Sunny cligna des yeux plusieurs fois, essayant de se concentrer, puis gigota de façon inconfortable.

« Sunless. »

Le vieux policier leva un sourcil.

« Sunless ? C’est un nom étrange. »

Sunny essaya de hausser les épaules, mais se retrouva incapable de bouger.

« Qu’est-ce qu’il y a de si étrange ? Au moins, j’ai un nom. Dans les faubourgs, personne n’en a un. »

Après un nouveau bâillement, il ajouta :

« C’est parce que je suis né pendant une éclipse solaire. Ma mère avait une âme poétique, voyez-vous. »

C’est pourquoi il a obtenu ce nom bizarre et que sa petite sœur s’appelait Rain… à l’époque où elle vivait encore avec eux, du moins. Que ce soit le résultat d’une imagination poétique ou d’une simple paresse, il ne le savait pas.

Le vieux policier grogna.

« Veux-tu que je contacte ta famille ? »

Sunny secoua simplement la tête.

« Il n’y a personne. Ne vous fatiguez pas. »

Durant une seconde, un regard sombre se posa sur le visage du policier. Puis son expression devint sérieuse.

« Très bien, Sunless. Combien de temps peux-tu rester éveillé ? »

« Euh… pas longtemps. »

Le policier soupira.

« Alors nous n’avons pas le temps pour la procédure complète. Essaie de résister aussi longtemps que tu peux et écoute-moi très attentivement. D’accord ? »

Sans attendre de réponse, il ajouta :

« Que sais-tu du Sortilège du Cauchemar ? »

Sunny lui lança un regard interrogateur.

« Autant que n’importe qui, je suppose ? Qui ne connaît pas le Sortilège ? »

« Pas les trucs fantaisistes qu’on voit dans les drames et qu’on entend dans les émissions de propagande.

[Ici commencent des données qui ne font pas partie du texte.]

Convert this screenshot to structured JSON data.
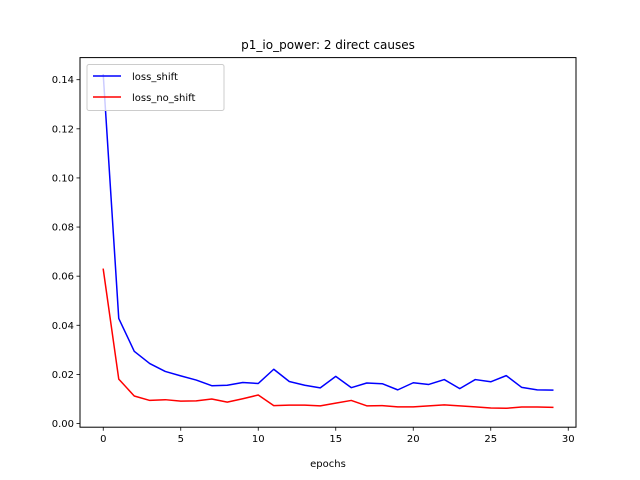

Je veux dire, que sais-tu réellement ? »

C’était une question à laquelle il était difficile de répondre.

« Est-ce que je ne dois pas simplement aller dans le Royaume des Rêves, tuer quelques monstres pour compléter le Premier Cauchemar, recevoir des pouvoirs magiques et devenir un Éveillé ? »

Le vieux policier secoua la tête.

« Écoute bien. Une fois que tu t’endormiras, tu seras transporté à l’intérieur de ton Premier Cauchemar. Les cauchemars sont des épreuves créées par le Sortilège. Une fois à l’intérieur, tu rencontreras des monstres, bien sûr, mais aussi des gens. Rappelle-toi : ils ne sont pas réels. Ce sont juste des illusions créées pour te tester. »

« Comment le savez-vous ? »

Le policier se contenta de le fixer.

« Je veux dire, personne ne comprend ce qu’est le Sortilège et comment il fonctionne, non ? Alors comment savez-vous qu’ils ne sont pas réels ? »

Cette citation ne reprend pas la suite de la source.